Die Sicht des ewigen Verderbens hat sich am erfolgreichsten durchgesetzt, weshalb ich die Position hier weiter beleuchten werde. Dazu die Kernfrage: Welches Bild von der Hölle zeichnet eigentlich die Bibel?

Hölle im AT

Die biblischen Begriffe, die mit Hölle übersetzt oder assoziiert werden, beschreiben Hölle jeweils unterschiedlich. Das hat zur Konsequenz, dass manche Ausleger sogar behauten, eigentlich gäbe es kein biblisches Höllenkonzept und unsere Höllenvorstellung sei durch die andere Kulturen (v. A. griechische und ägyptische Verstellungen) und Ideen der Kirchenväter geprägt worden sei.

Die alttestamentliche Scheol (hebr. שְׁאוֹל) ist die Totenwelt, in die sowohl Gläubige als auch Ungläubige kommen (vgl. u. A. Psalm 89,46).

Der Begriff kommt 65 Mal im AT vor und beschreibt vorrangig einen moralisch neutralen Ort. Allerdings gibt es auch einige wenige Stellen, die von einer Auferstehungshoffnung sprechen (Jesaja 26,19; Hiob 19,25-27; Hosea 13,14,…) Der Kontrast, also eine negative Auferstehung, findet sich nur an einer Stelle: in Daniel 12,2:

Und viele, die im Staub der Erde schlafen, werden aufwachen, die einen zum ewigen Leben, die andern zu ewiger Schmach und Schande.
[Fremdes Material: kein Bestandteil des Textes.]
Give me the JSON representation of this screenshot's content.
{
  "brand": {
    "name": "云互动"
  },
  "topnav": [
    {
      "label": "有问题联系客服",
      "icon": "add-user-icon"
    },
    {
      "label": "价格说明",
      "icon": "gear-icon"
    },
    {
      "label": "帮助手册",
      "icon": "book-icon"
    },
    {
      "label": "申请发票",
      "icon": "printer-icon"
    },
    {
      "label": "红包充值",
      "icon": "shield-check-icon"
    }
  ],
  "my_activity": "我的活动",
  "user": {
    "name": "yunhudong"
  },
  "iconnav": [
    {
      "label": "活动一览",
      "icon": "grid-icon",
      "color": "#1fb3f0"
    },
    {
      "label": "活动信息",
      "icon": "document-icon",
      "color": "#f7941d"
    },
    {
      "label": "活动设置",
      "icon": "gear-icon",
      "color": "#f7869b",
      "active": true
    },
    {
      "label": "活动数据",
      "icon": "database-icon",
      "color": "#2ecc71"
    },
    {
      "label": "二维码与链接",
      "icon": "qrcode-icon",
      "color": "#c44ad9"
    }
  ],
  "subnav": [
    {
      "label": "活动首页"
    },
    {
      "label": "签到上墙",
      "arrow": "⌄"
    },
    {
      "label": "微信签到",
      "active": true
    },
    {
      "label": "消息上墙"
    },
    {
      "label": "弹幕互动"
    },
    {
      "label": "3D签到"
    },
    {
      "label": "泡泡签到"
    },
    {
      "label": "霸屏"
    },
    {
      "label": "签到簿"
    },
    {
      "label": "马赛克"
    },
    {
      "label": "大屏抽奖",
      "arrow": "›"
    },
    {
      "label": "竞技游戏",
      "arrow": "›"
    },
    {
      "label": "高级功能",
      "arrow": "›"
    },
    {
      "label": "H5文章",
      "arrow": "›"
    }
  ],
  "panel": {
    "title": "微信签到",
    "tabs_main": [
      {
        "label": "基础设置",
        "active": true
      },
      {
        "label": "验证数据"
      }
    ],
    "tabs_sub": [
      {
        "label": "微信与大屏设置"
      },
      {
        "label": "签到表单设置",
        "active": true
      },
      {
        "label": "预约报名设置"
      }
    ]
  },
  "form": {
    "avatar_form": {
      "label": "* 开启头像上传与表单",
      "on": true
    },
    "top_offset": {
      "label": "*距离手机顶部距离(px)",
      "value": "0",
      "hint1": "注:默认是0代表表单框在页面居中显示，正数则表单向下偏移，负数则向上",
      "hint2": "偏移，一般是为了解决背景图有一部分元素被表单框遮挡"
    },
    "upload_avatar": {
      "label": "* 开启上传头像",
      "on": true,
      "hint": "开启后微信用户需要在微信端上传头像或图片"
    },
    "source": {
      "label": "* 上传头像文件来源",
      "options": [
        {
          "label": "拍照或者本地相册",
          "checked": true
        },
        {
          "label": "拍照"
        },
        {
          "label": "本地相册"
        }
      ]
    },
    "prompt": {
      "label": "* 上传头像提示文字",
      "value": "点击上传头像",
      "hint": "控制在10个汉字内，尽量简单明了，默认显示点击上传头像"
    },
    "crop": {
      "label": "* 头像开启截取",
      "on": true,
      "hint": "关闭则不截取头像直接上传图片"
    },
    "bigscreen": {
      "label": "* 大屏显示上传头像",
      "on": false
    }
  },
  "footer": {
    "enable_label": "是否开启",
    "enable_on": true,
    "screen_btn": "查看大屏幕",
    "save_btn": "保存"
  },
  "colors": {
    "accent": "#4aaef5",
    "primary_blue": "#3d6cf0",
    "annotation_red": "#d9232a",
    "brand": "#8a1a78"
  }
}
Es ist demnach unwahrscheinlich, dass die alttestamentlichen Helden sich das Leben nach dem Tod als eine Existenz in Himmel oder Hölle vorgestellt hätten. Das Alte Testament sagt schließlich nichts Eindeutiges über eine Hölle. Es wird von einer allgemeinen Totenwelt ausgegangen, die vielleicht einzelne negativer als andere beschreiben oder erleben werden würden. Man könnte sich höchstens eine wage, wackelige Theologie von einem Leben nach dem Tod erarbeiten.

 

Ganz anders sieht es jedoch im NT aus. Besonders in der Lehre Jesu kommt das Thema viel vor. Woher kommt plötzlich der Gedanke eines doppelten Ausgangs für Menschen?

Man könnte nur christlich mit einer progressiven Offenbarung argumentieren, dass im AT die Grundlagen von Gerechtigkeit und Gericht gelegt werden, sodass im NT die Erlösungslehre in Jesus dargelegt werden könnte. Mit Jesus käme die Klarheit von Erlösung und eben auch Vernichtung. Mir scheint der Unterschied zwischen beiden Testamenten hier aber sehr groß zu sein.

Die Zeit zwischen den Testamenten

Es darf aus historischer Perspektive nicht unterschätzt werden, dass zwischen den Testamenten einige Jahrhunderte (Ideen-)Geschichte stecken. In dieser zwischentestamentlichen Zeit entstehen auch Schriften, die aber nicht in der (evangelischen) Bibel gelandet sind. In diesen Schriften spielen apokalyptische Ideen und Konzepte eines Lebens nach dem Tod eine größere Rolle als in den kanonischen Texten (also denjenigen, die in der Auswahl der Bücher der Bibel enthalten sind). Dass diese Themen für das jüdische Volk über Jahrhunderte an Bedeutung gewannen, findet sich in Ansätzen auch schon in den späteren biblischen Büchern. Man sieht diese Schwerpunkte beispielsweise auch schon im Buch Daniel.

 

Beispiele aus diesen apokryphen Schriften sind…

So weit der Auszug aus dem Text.